Click here to listen to the interview with Neil Burger (15:34).
A man in shirtsleeves sitting in intense concentration on a bare stage. The audience watching in rapt silence. Police lining the aisles ready to act. Thus begins THE ILLUSIONIST, a tale of sleight-of-hand, misdirection, and magic in many senses of the word.
The only thing to be sure of in this loose but apt adaptation of Steven Millhauser’s short-story, ”Eisenheim the Illusionist” is the abiding but star-crossed love that its title character, played by Edward Norton, feels for Sophie (Jessica Biel). He is the son of a carpenter and she is a duchess destined for a place in the dynasty ruling the Austro-Hungarian Empire, specifically as the wife of the heir apparent, Crown Prince Leopold (Rufus Sewell). Theological implications, though, are brushed aside, and in their place is a consideration of the profound effect illusions have on human beings, from delight to contempt, and the uncanny ability of those illusions to seduce in either case. The contempt is embodied in Leopold, a man with sadistic tendencies and an absolute belief in reality that extends to shaking off sentimental forms of governments and human interactions in favor of authoritarian efficiency. The delight is embodied in the population at large, who pack the theater where Eisenheim performs such feats as coaxing mature orange trees from a single seed and raising the dead. It’s also embodied in Chief Inspector Uhl (Paul Giamatti) the police officer that Leopold assigns to shut Eisenheim down for reasons that go beyond his place in Sophie’s affections. His delight is in the illusion itself, but also in figuring out how it’s done, the craftiness of the design and the subtle tricks that are there to be seen if you know where to look. All in all, it’s an excellent trait in a detective, one that will stand him in good stead personally if not professionally as a dangerous game of cat-and-mouse develops between the three protagonists with true love and an empire at stake.

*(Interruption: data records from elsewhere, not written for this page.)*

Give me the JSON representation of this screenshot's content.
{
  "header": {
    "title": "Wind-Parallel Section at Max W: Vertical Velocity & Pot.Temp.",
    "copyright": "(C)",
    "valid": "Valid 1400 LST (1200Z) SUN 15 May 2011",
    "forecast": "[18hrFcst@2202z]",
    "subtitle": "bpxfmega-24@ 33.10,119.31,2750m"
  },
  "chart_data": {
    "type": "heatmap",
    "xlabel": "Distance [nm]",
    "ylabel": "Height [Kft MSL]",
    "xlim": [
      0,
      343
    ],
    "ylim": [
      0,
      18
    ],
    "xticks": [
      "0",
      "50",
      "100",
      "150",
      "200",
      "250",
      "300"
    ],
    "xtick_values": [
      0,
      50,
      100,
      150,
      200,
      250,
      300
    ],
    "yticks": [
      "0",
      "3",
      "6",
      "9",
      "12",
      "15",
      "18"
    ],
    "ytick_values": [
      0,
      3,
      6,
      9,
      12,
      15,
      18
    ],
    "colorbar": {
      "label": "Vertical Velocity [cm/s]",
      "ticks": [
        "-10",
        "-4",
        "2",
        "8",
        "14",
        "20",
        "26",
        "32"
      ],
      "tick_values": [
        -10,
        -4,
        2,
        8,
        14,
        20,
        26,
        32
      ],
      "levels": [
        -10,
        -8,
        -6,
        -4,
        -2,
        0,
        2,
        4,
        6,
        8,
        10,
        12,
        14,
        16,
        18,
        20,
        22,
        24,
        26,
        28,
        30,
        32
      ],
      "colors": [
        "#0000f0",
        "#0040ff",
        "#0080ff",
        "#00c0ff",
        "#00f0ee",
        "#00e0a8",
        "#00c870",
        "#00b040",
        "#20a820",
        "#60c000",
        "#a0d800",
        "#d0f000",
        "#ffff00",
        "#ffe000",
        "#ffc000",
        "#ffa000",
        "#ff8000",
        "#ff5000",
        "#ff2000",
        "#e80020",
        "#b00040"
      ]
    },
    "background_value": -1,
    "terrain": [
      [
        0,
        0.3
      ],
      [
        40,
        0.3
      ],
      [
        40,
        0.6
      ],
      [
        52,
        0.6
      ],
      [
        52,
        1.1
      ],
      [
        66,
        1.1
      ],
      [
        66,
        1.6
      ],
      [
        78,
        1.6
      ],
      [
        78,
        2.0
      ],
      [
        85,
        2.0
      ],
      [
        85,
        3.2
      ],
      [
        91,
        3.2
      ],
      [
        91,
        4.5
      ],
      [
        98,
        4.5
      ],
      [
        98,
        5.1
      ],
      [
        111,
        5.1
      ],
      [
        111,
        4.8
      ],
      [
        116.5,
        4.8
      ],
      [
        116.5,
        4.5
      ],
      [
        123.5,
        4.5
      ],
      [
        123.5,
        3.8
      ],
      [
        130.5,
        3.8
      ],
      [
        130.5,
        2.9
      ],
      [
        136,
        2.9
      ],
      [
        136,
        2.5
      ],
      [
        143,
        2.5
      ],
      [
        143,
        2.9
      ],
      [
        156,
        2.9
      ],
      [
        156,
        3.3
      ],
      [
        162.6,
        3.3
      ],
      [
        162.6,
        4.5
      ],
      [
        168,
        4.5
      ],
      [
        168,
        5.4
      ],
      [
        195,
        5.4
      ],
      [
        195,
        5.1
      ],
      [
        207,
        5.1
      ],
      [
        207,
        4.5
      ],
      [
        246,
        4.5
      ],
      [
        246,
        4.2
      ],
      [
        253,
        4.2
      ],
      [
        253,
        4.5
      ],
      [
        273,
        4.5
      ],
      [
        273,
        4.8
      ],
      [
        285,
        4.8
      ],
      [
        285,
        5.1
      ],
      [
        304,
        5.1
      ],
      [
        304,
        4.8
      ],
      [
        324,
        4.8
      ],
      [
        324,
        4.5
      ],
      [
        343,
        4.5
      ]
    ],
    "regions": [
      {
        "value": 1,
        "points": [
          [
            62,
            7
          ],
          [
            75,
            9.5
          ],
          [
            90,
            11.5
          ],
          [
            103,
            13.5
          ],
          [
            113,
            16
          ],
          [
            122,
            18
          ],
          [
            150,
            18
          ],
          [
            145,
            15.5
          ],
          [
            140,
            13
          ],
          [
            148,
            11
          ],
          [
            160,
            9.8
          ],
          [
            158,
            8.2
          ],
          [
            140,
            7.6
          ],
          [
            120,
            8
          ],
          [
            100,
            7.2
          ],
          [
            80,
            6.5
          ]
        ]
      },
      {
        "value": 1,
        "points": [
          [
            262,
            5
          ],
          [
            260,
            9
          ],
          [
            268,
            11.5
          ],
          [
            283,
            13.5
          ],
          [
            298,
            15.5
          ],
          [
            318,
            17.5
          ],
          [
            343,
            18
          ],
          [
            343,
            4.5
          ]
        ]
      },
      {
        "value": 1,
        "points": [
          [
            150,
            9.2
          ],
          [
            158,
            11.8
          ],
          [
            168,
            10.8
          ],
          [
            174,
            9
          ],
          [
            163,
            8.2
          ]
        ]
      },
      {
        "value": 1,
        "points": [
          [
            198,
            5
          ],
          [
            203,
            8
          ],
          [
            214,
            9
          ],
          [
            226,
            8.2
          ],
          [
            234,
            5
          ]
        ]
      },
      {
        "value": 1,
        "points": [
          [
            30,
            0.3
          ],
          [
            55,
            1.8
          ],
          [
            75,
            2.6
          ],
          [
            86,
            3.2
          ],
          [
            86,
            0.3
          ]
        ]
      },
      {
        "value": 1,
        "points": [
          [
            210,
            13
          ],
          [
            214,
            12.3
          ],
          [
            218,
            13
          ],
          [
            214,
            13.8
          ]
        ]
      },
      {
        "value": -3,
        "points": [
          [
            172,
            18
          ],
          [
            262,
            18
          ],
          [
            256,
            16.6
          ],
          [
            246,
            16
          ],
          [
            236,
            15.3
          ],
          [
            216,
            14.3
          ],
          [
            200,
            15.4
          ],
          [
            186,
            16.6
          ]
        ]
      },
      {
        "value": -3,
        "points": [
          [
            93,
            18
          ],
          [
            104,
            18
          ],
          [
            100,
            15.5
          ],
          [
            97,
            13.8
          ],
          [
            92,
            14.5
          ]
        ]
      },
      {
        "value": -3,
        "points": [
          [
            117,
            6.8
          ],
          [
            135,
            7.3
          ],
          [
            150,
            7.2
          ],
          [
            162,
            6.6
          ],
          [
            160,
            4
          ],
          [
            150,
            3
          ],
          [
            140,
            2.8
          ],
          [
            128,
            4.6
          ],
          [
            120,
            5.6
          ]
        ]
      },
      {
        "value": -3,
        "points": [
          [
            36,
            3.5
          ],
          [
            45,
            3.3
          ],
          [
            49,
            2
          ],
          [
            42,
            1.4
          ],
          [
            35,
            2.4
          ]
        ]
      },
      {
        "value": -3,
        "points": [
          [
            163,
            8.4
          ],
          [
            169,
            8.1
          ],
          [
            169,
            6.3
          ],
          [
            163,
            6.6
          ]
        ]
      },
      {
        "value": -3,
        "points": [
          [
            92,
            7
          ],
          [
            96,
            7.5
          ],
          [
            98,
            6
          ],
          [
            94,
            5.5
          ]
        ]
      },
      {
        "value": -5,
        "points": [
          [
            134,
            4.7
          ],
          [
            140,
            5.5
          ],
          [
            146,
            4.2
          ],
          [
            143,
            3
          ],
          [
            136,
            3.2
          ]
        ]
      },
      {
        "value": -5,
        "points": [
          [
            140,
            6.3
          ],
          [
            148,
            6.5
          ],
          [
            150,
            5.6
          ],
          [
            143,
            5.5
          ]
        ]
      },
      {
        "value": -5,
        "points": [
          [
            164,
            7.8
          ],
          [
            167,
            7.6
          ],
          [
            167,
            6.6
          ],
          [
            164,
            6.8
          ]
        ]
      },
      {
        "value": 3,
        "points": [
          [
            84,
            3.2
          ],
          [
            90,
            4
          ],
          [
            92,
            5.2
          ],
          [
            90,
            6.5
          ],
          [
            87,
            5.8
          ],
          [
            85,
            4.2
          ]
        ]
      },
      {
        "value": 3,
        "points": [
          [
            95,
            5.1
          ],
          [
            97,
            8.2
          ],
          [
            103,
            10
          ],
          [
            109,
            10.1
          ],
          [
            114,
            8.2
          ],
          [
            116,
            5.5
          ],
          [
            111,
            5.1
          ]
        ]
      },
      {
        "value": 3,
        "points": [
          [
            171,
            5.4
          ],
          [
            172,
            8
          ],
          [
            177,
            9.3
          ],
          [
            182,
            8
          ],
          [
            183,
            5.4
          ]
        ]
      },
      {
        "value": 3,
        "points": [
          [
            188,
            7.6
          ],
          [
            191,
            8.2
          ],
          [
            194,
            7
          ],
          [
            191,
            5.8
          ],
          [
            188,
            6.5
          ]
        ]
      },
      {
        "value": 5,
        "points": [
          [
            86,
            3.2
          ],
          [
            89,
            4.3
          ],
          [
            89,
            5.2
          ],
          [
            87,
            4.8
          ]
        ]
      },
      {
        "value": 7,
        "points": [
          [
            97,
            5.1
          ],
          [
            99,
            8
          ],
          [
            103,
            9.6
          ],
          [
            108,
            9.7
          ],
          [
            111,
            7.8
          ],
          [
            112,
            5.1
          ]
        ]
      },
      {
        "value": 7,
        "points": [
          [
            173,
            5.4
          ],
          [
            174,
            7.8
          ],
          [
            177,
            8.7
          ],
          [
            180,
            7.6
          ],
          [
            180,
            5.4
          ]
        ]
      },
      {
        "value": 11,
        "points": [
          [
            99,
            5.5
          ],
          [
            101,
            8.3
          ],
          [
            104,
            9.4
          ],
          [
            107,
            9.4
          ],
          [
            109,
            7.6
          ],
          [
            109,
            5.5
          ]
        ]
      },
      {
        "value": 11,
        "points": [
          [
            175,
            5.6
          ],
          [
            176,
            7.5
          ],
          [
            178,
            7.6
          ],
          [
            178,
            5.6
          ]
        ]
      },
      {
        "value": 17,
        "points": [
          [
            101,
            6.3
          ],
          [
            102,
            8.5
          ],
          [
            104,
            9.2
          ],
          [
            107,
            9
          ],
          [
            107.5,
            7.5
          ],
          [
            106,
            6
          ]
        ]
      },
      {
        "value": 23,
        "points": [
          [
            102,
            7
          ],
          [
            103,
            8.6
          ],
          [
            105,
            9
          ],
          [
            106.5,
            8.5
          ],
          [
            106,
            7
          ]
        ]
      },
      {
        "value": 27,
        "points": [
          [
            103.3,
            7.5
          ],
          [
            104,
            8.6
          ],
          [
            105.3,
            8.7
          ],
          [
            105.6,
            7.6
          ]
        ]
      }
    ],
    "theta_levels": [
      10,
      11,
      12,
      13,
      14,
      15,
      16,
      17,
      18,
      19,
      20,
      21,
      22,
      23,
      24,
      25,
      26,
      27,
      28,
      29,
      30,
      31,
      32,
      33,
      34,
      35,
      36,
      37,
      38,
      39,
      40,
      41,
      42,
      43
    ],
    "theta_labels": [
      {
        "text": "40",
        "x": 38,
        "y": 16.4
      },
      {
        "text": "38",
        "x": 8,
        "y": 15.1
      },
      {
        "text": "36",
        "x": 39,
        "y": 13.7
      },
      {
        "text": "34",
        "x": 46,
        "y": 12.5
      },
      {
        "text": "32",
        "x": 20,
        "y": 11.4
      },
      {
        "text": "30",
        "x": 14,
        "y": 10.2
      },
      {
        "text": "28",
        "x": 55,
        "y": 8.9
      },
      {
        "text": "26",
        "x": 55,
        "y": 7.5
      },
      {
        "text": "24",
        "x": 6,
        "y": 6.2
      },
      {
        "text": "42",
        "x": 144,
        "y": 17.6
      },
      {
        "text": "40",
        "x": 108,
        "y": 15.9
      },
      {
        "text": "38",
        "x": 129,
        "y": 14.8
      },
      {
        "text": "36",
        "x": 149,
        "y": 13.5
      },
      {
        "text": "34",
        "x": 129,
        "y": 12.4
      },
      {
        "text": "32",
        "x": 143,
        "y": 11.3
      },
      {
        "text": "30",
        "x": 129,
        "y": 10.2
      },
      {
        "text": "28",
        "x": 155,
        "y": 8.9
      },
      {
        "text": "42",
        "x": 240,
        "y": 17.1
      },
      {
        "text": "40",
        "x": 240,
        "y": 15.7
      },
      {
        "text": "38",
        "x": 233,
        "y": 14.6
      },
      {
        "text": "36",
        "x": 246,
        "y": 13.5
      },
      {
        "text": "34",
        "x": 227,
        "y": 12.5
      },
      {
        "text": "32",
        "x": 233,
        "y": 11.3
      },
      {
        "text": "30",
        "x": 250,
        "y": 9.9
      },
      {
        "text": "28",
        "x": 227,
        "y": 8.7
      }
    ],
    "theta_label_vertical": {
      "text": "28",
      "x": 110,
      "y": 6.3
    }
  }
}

Even as questions are answered and mysteries resolved, there is the nagging innuendo that things are still not quite what they seemed to be. The veil is lifted only enough to tantalize.
Neil Burger, whose previous film, INTERVIEW WITH THE ASSASIN, also delved into the state of delusion, self- and other, has captured the essence of what made the short story so intriguing, bringing it to the screen with some particulars changed but the ineffable qualities of surprise and wonder intact. The play of light and shadow infuses the film with Vienna’s fin-de-siecle melancholy that was the hallmark of the era’s zeitgeist. Somber hues bespeak both the workings of the subconscious and the nefarious deeds that constitute the corruption of absolute power, as well a yearning for the spiritual that the certainties of science cannot satisfy.
Playing across this landscape are vivid characters. Norton brings a ferocious intensity and passion to Eisenheim, as well as a soaring intelligence, the perfect foil for Sewell’s Leopold, equal in intensity, passion and smarts, but with an imperiousness that renders those qualities moot. Biel gives the best performance of her career to date, making Sophie regal and daring but not foolhardy, celebrating her passions without blindly surrendering to them. With all that it is easy to miss the cleverness of Giamatti’s performance. As the audience’s surrogate divining the plots and counter-plots of the other three, his Uhl takes it all in with sad, curious eyes in a perfect egg of a face, struggling between duty and his moral compass, as well as his enchantment with Eisenheim’s gifts that places the illusionist on a higher pedestal than even his royal patron.
THE ILLUSIONIST is wildly romantic, playfully profound, and a cipher with many sides, all equally alluring. An elegant exercise, it leaves just enough to the audience’s imagination to make it resonate long after the events of the story have played out.